Стараясь не отстать от энергично шагающих бородачей, Николас наконец вспомнил фамилию этого русского. Эйзенблат. Если верить Блэру, теперь этот человек снимает поддельные батальные эпизоды, которые показывали жителям убежищ Зап-Дема и Нар-Дема — наглядное подтверждение той лжи, которая содержалась в речах Янси. Жители Зап-Дема наконец-то получили возможность увидеть фильмы Эйзенблата.

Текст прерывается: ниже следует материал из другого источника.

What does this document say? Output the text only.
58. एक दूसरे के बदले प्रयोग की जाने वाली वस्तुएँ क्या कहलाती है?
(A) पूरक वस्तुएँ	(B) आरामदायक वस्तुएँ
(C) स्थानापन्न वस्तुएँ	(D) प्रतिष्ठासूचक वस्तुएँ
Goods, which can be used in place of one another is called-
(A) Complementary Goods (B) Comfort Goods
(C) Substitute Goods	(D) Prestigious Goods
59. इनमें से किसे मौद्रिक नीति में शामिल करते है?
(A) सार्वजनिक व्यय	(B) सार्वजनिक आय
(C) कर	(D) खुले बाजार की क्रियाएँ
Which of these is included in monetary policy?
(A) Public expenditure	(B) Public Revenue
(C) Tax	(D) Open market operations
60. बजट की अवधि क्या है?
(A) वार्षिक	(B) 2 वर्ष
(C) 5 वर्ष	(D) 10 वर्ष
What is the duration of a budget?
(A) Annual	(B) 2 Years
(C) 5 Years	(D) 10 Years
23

Очевидно, отношения между Востоком и Западом наладились. Теперь Эйзенблат не считается «вражеским» режиссером, как было в те времена, когда Николаса Сент-Джеймса, его жену Риту и его младшего брата Стью буквально под дулом пистолета заставили спуститься в «Том Микс». Тогда они думали, что это самое большее на год… или, по самым пессимистичным прогнозам, на два.

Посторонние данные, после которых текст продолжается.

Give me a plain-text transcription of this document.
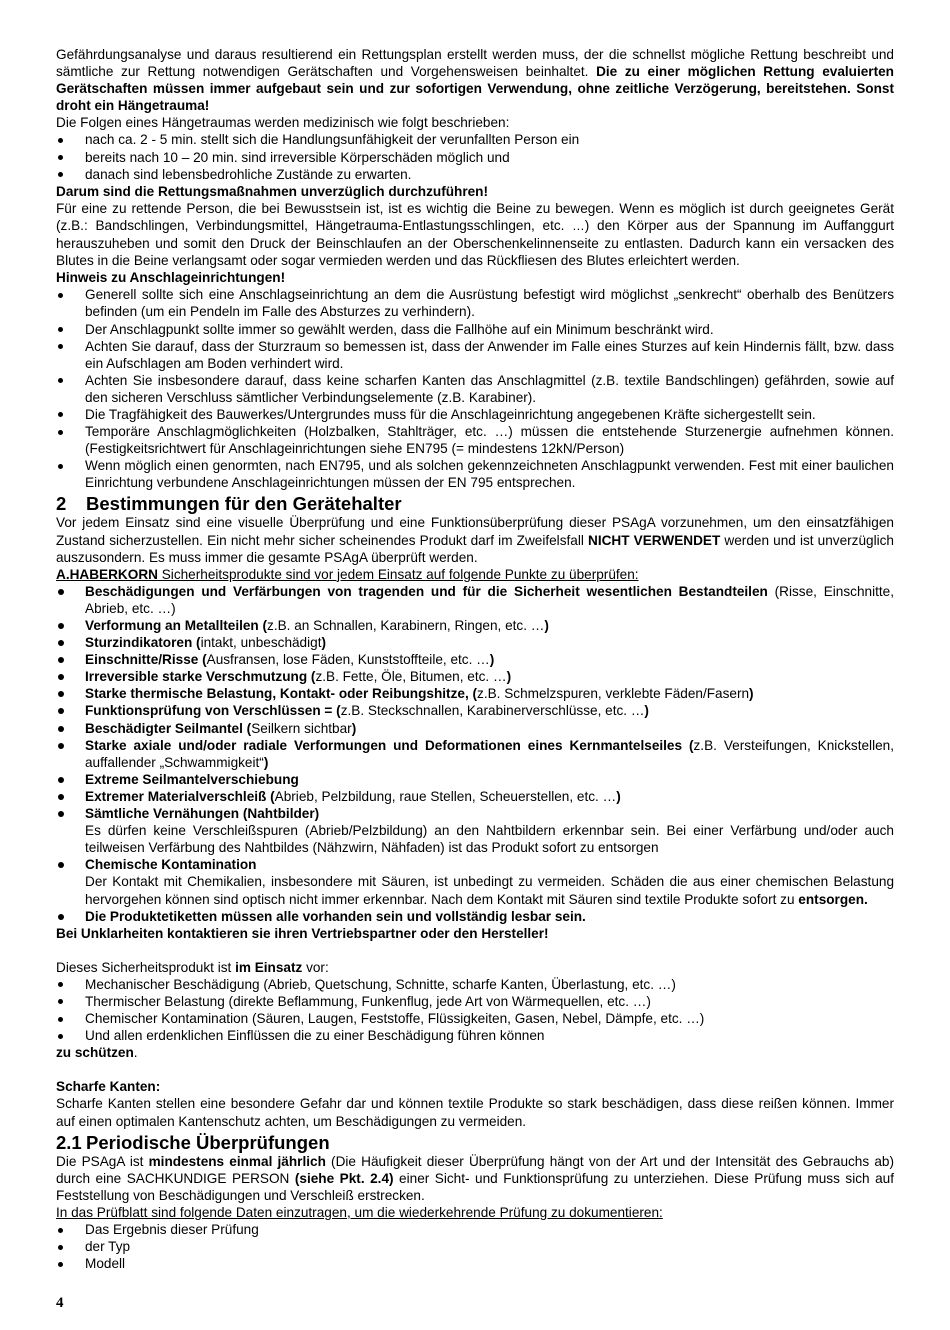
Gefährdungsanalyse und daraus resultierend ein Rettungsplan erstellt werden muss, der die schnellst mögliche Rettung beschreibt und sämtliche zur Rettung notwendigen Gerätschaften und Vorgehensweisen beinhaltet. Die zu einer möglichen Rettung evaluierten Gerätschaften müssen immer aufgebaut sein und zur sofortigen Verwendung, ohne zeitliche Verzögerung, bereitstehen. Sonst droht ein Hängetrauma!

Die Folgen eines Hängetraumas werden medizinisch wie folgt beschrieben:

nach ca. 2 - 5 min. stellt sich die Handlungsunfähigkeit der verunfallten Person ein
bereits nach 10 – 20 min. sind irreversible Körperschäden möglich und
danach sind lebensbedrohliche Zustände zu erwarten.

Darum sind die Rettungsmaßnahmen unverzüglich durchzuführen!

Für eine zu rettende Person, die bei Bewusstsein ist, ist es wichtig die Beine zu bewegen. Wenn es möglich ist durch geeignetes Gerät (z.B.: Bandschlingen, Verbindungsmittel, Hängetrauma-Entlastungsschlingen, etc. …) den Körper aus der Spannung im Auffanggurt herauszuheben und somit den Druck der Beinschlaufen an der Oberschenkelinnenseite zu entlasten. Dadurch kann ein versacken des Blutes in die Beine verlangsamt oder sogar vermieden werden und das Rückfliesen des Blutes erleichtert werden.

Hinweis zu Anschlageinrichtungen!

Generell sollte sich eine Anschlagseinrichtung an dem die Ausrüstung befestigt wird möglichst „senkrecht“ oberhalb des Benützers befinden (um ein Pendeln im Falle des Absturzes zu verhindern).
Der Anschlagpunkt sollte immer so gewählt werden, dass die Fallhöhe auf ein Minimum beschränkt wird.
Achten Sie darauf, dass der Sturzraum so bemessen ist, dass der Anwender im Falle eines Sturzes auf kein Hindernis fällt, bzw. dass ein Aufschlagen am Boden verhindert wird.
Achten Sie insbesondere darauf, dass keine scharfen Kanten das Anschlagmittel (z.B. textile Bandschlingen) gefährden, sowie auf den sicheren Verschluss sämtlicher Verbindungselemente (z.B. Karabiner).
Die Tragfähigkeit des Bauwerkes/Untergrundes muss für die Anschlageinrichtung angegebenen Kräfte sichergestellt sein.
Temporäre Anschlagmöglichkeiten (Holzbalken, Stahlträger, etc. …) müssen die entstehende Sturzenergie aufnehmen können. (Festigkeitsrichtwert für Anschlageinrichtungen siehe EN795 (= mindestens 12kN/Person)
Wenn möglich einen genormten, nach EN795, und als solchen gekennzeichneten Anschlagpunkt verwenden. Fest mit einer baulichen Einrichtung verbundene Anschlageinrichtungen müssen der EN 795 entsprechen.
2 Bestimmungen für den Gerätehalter

Vor jedem Einsatz sind eine visuelle Überprüfung und eine Funktionsüberprüfung dieser PSAgA vorzunehmen, um den einsatzfähigen Zustand sicherzustellen. Ein nicht mehr sicher scheinendes Produkt darf im Zweifelsfall NICHT VERWENDET werden und ist unverzüglich auszusondern. Es muss immer die gesamte PSAgA überprüft werden.

A.HABERKORN Sicherheitsprodukte sind vor jedem Einsatz auf folgende Punkte zu überprüfen:

Beschädigungen und Verfärbungen von tragenden und für die Sicherheit wesentlichen Bestandteilen (Risse, Einschnitte, Abrieb, etc. …)
Verformung an Metallteilen (z.B. an Schnallen, Karabinern, Ringen, etc. …)
Sturzindikatoren (intakt, unbeschädigt)
Einschnitte/Risse (Ausfransen, lose Fäden, Kunststoffteile, etc. …)
Irreversible starke Verschmutzung (z.B. Fette, Öle, Bitumen, etc. …)
Starke thermische Belastung, Kontakt- oder Reibungshitze, (z.B. Schmelzspuren, verklebte Fäden/Fasern)
Funktionsprüfung von Verschlüssen = (z.B. Steckschnallen, Karabinerverschlüsse, etc. …)
Beschädigter Seilmantel (Seilkern sichtbar)
Starke axiale und/oder radiale Verformungen und Deformationen eines Kernmantelseiles (z.B. Versteifungen, Knickstellen, auffallender „Schwammigkeit“)
Extreme Seilmantelverschiebung
Extremer Materialverschleiß (Abrieb, Pelzbildung, raue Stellen, Scheuerstellen, etc. …)
Sämtliche Vernähungen (Nahtbilder)
Es dürfen keine Verschleißspuren (Abrieb/Pelzbildung) an den Nahtbildern erkennbar sein. Bei einer Verfärbung und/oder auch teilweisen Verfärbung des Nahtbildes (Nähzwirn, Nähfaden) ist das Produkt sofort zu entsorgen
Chemische Kontamination
Der Kontakt mit Chemikalien, insbesondere mit Säuren, ist unbedingt zu vermeiden. Schäden die aus einer chemischen Belastung hervorgehen können sind optisch nicht immer erkennbar. Nach dem Kontakt mit Säuren sind textile Produkte sofort zu entsorgen.
Die Produktetiketten müssen alle vorhanden sein und vollständig lesbar sein.

Bei Unklarheiten kontaktieren sie ihren Vertriebspartner oder den Hersteller!

Dieses Sicherheitsprodukt ist im Einsatz vor:

Mechanischer Beschädigung (Abrieb, Quetschung, Schnitte, scharfe Kanten, Überlastung, etc. …)
Thermischer Belastung (direkte Beflammung, Funkenflug, jede Art von Wärmequellen, etc. …)
Chemischer Kontamination (Säuren, Laugen, Feststoffe, Flüssigkeiten, Gasen, Nebel, Dämpfe, etc. …)
Und allen erdenklichen Einflüssen die zu einer Beschädigung führen können

zu schützen.

Scharfe Kanten:

Scharfe Kanten stellen eine besondere Gefahr dar und können textile Produkte so stark beschädigen, dass diese reißen können. Immer auf einen optimalen Kantenschutz achten, um Beschädigungen zu vermeiden.

2.1 Periodische Überprüfungen

Die PSAgA ist mindestens einmal jährlich (Die Häufigkeit dieser Überprüfung hängt von der Art und der Intensität des Gebrauchs ab) durch eine SACHKUNDIGE PERSON (siehe Pkt. 2.4) einer Sicht- und Funktionsprüfung zu unterziehen. Diese Prüfung muss sich auf Feststellung von Beschädigungen und Verschleiß erstrecken.

In das Prüfblatt sind folgende Daten einzutragen, um die wiederkehrende Prüfung zu dokumentieren:

Das Ergebnis dieser Prüfung
der Typ
Modell
4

Пятнадцать лет. И из этих пятнадцати…
— Скажите мне честно, когда закончилась война, — сказал Николас, — Сколько лет назад?
— Это тебя сильно огорчит, — предупредил Блэр.
— Ничего, выкладывай.
Блэр кивнул.
— Тринадцать лет назад. Не считая года войны на Марсе. На Земле война продолжалась всего два года. Вот и получается, что тринадцать лет тебе просто вешали лапшу на уши, Николас… как дальше… Извини, я опять забыл твою фамилию. Ник. Ничего, если я буду звать тебя Ник?
— Нормально, — пробормотал Николас. Он вспомнил Кэрол, Риту, старину Мори Соузу, Стью и всех остальных. Йоргенсон, Холер, Джиллер, Кристенсон, Петерсон, Гранди, Мартино… Сколько их еще? А Дейл Нуньес, пол-ком «Тома Микса»… Интересно, подумал Николас, знал ли об этом Нуньес? Если знал — богом клянусь, я убью его, задушу его собственными руками, чтобы почувствовать, как он умирает, и ничто меня не остановит. Это невозможно: комиссар Нуньес все это время находился под землей, вместе с остальными. Нет, не все время. Толы®…
Конечно, Нуньес знал. Он всего несколько лет назад спустился к ним по «мусоропроводу». В качестве представителя Правительства Эстес-Парка, представителя Янси.
— Послушайте, мистер Сент-Джеймс, — обратился к нему один из бородачей. — Я вот думаю: если вы ни о чем не догадывались, то зачем сюда полезли? Или вы все-таки рассчитывали обнаружить здесь что-то, кроме бесконечной бойни? Вам же постоянно долдонили по ТВ — тот парень, как я помню, — что на поверхности вас тут же пристрелят…
— А вот это едва не случилось, — заметил Блэр.
— …Из-за «пакетной чумки» или «вонючей сухотки», которых на самом деле в природе не существует, — еще одна байка, которую придумали для «термитов». Правда, кое-что существует— тот кошмарный нервный газ, который мы изобрели. «Химическая корпорация Нью-Джерси», или как там ее называли. Рад вам сообщить, что туда угодила советская ракета и разнесла вдребезги всю эту лавочку. Но там до сих пор держится радиоактивный фон, хотя остальная поверхность…
— Я выбрался наружу, — признался Николас. — чтобы купить искусственную поджелудочную железу. Артифорг. На черном рынке.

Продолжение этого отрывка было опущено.